Monday, November 8, 2010

Choosing your Tyrant

Over at Troll Racials are Overpowered I made this claim
humans are not naturally free and perhaps freedom is never even possible. Not since we lost the ability to kill tigers with little more than rocks. Which is to say, never. Even then we worked together. Cooperation is such a lovely word. So I'm led to only this: choose your tyrant carefully, for if you do not pick one, then it will be chosen for you.


The word choice seemed to cause people to misunderstand, so I'll elaborate. The tyrant is simply outside control. Someone or something will always tell us what to do or reduce our options. This is inevitable. Nothing short of a god can be absolutely free. Even the libertarians are picking a tyrant, though they do not realize it.

We've seen the control of a priest, a king, and chieftan. These are old tyrants. We've seen social control, caste systems, and exile from the tribe to a certain death. These are old tyrants. More recently we invented, or perhaps finally recognized, the market. This is a tyrant, a form of control over our lives. It is the greatest of irony that we call if a free market, when it is no promoter of freedom.

Just as a socialist government may tell you what to plant, so will market forces. Oh you can defy the market, but you will pay a price, quite literally; not so different from the government, though it may take a higher price. That does not mean that the market is innately more free than the socialist economy. After all, the government could give more options and back up those options. And it could be representative or even direct democracy. Imagine voting about your wallet. The market has an equivalent of voting with your wallet, which sounds nice, but it is a poor substitute for democracy when one person may have a million more votes in his wallet.

Markets and governments will tell us what to do. They exert control over our lives. We cannot get that control back directly, except by becoming a part of the market and being the controllers of others. But government can offer a way: representation and regulation. Regulation is a way to indirectly take back some control. If we can vote for government and government can exert some control over markets, then we have gained some control over the markets, and in doing so become more free, as we will have gained more control over our situation.
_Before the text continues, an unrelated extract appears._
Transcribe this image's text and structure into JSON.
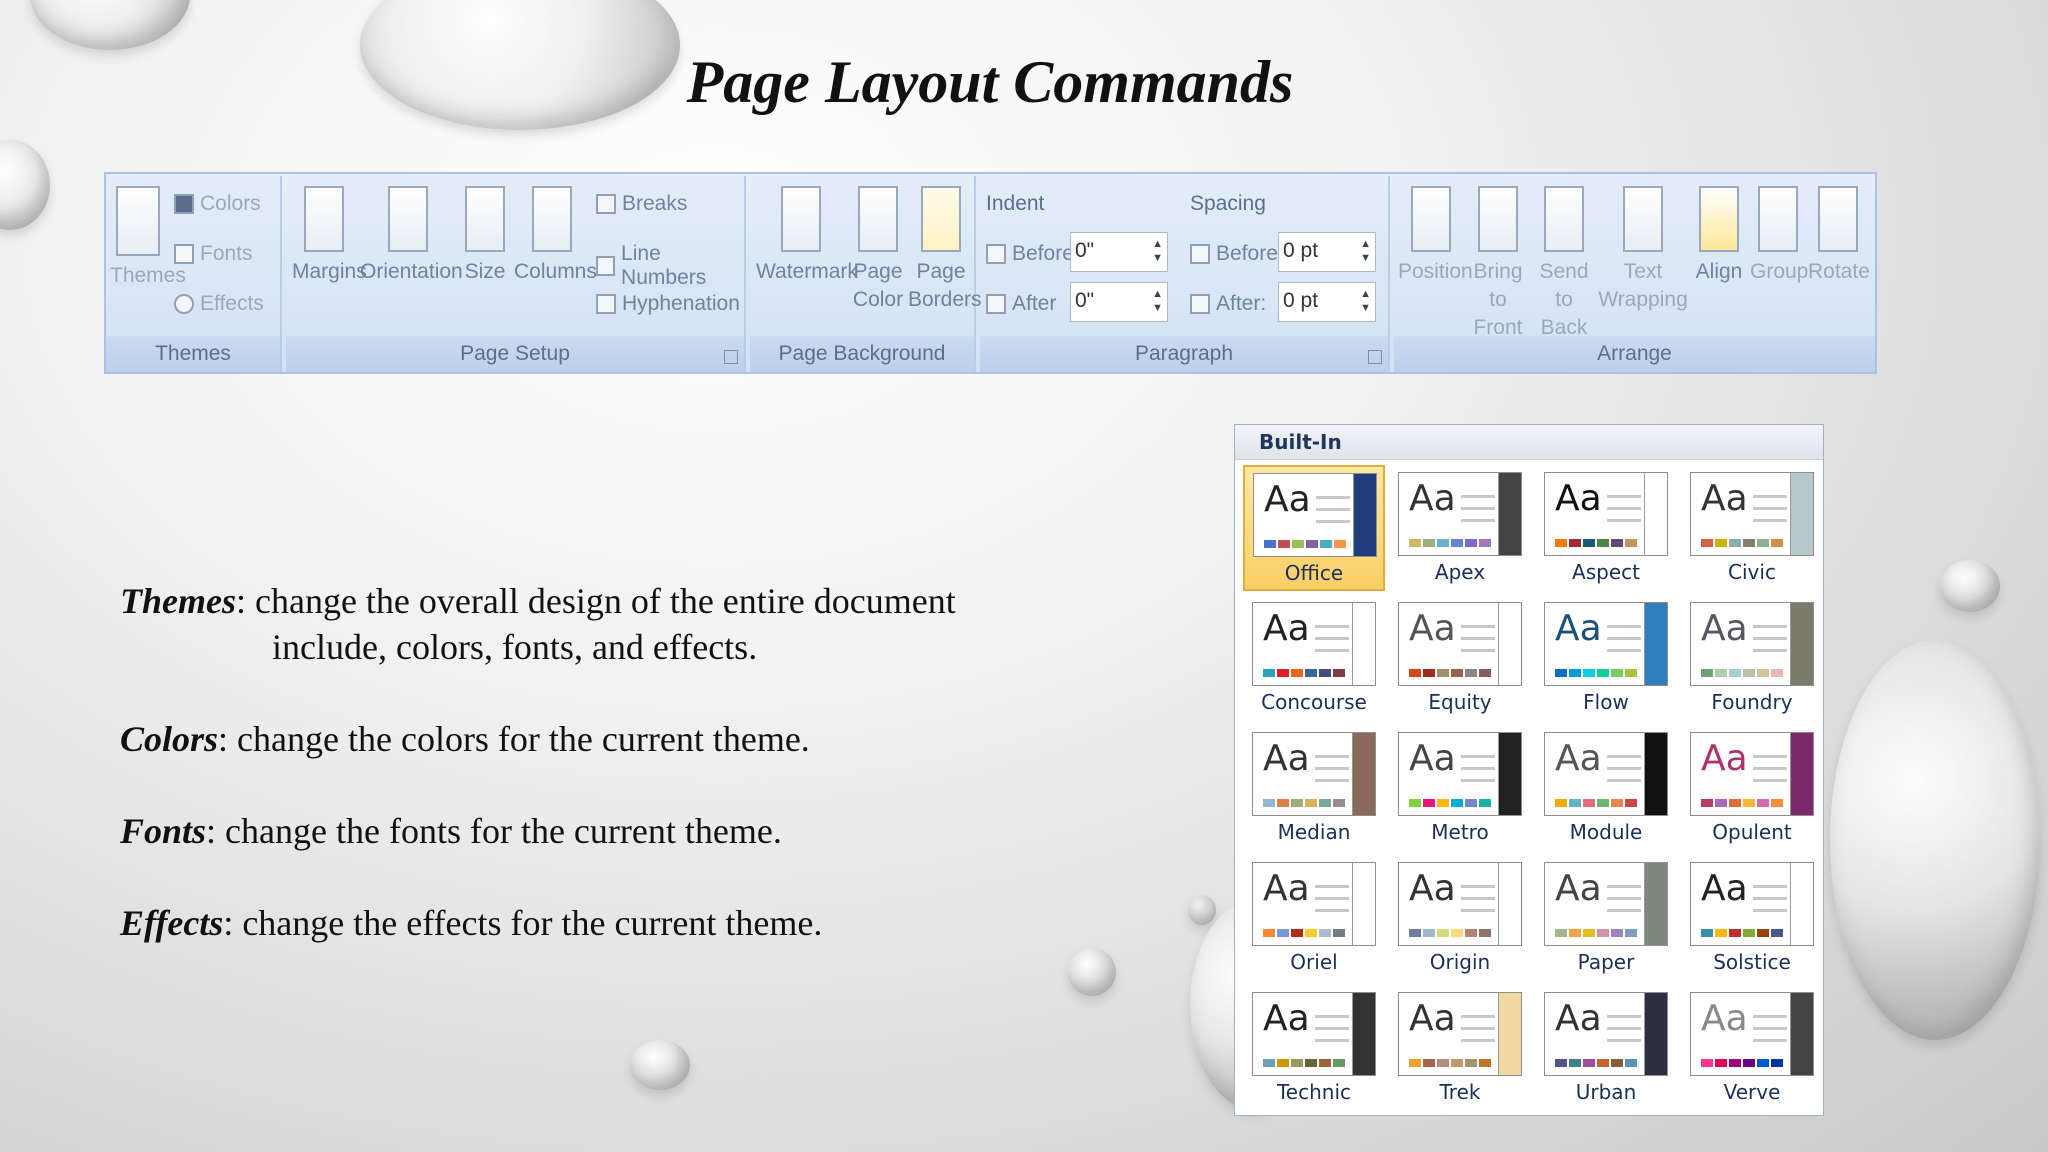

This is not perfect. Regulatory capture is a persistent risk. Socialist regimes do not have a good history, due to some mix of implementation, circumstance, and unaddressed flaws within the idea of socialism. I'm not advocating a Soviet-style system, or even Chinese, or Venezuela. These were all destructive to freedom. But American socialism, this has worked. We are more free as consumers, more secure, when we can buy products with confidence that they will not kill us. With no regulation this would be a major problem, leading to what I call the trust trust: monopolies on trust. Those are for a future post. Here I only wanted to explain why we might choose tyranny, because it will inevitably happen, so it might as well be one we can remove or shape to our needs.

Related post: Producer regulation does not imply consumer restriction

After more thought I've seen that this post isn't done. Why do I allow for certain things to be illegal? These restrict my freedom! Security. Yes, we're always trading a little security for a little freedom. I'm willing to give up my right to kill to protect myself from the same. A libertarian might say that I should pay attention and protect myself. I'd rather not have to waste all my life struggling to keep a little bit more. Similarly, let the buyer beware is a philosophy that I find to be stupid. Is it worth the greater freedom to have to check the safety of anything I buy? I don't think so. Many dangers I could not even test myself, so I need some higher power to handle that for me, and I am willing to concede to that authority some freedom over what to buy. I'm willing to give up my exploding cars. Similarly, I give up my choice about which side of the road to drive on in return for greater security, based on the reduce chance of a head-on collision. Should we instead let the market decide? No. That would be stupid. The entire cultish devotion to markets as the solution to everything is stupid and dangerous.

Is regulation a slippery slope? Yes. It is. There isn't a clear distinction between sensible regulation and a nanny state. That's something we have to figure out as it comes. But to simply reject protection entirely would be suicidal. Literally.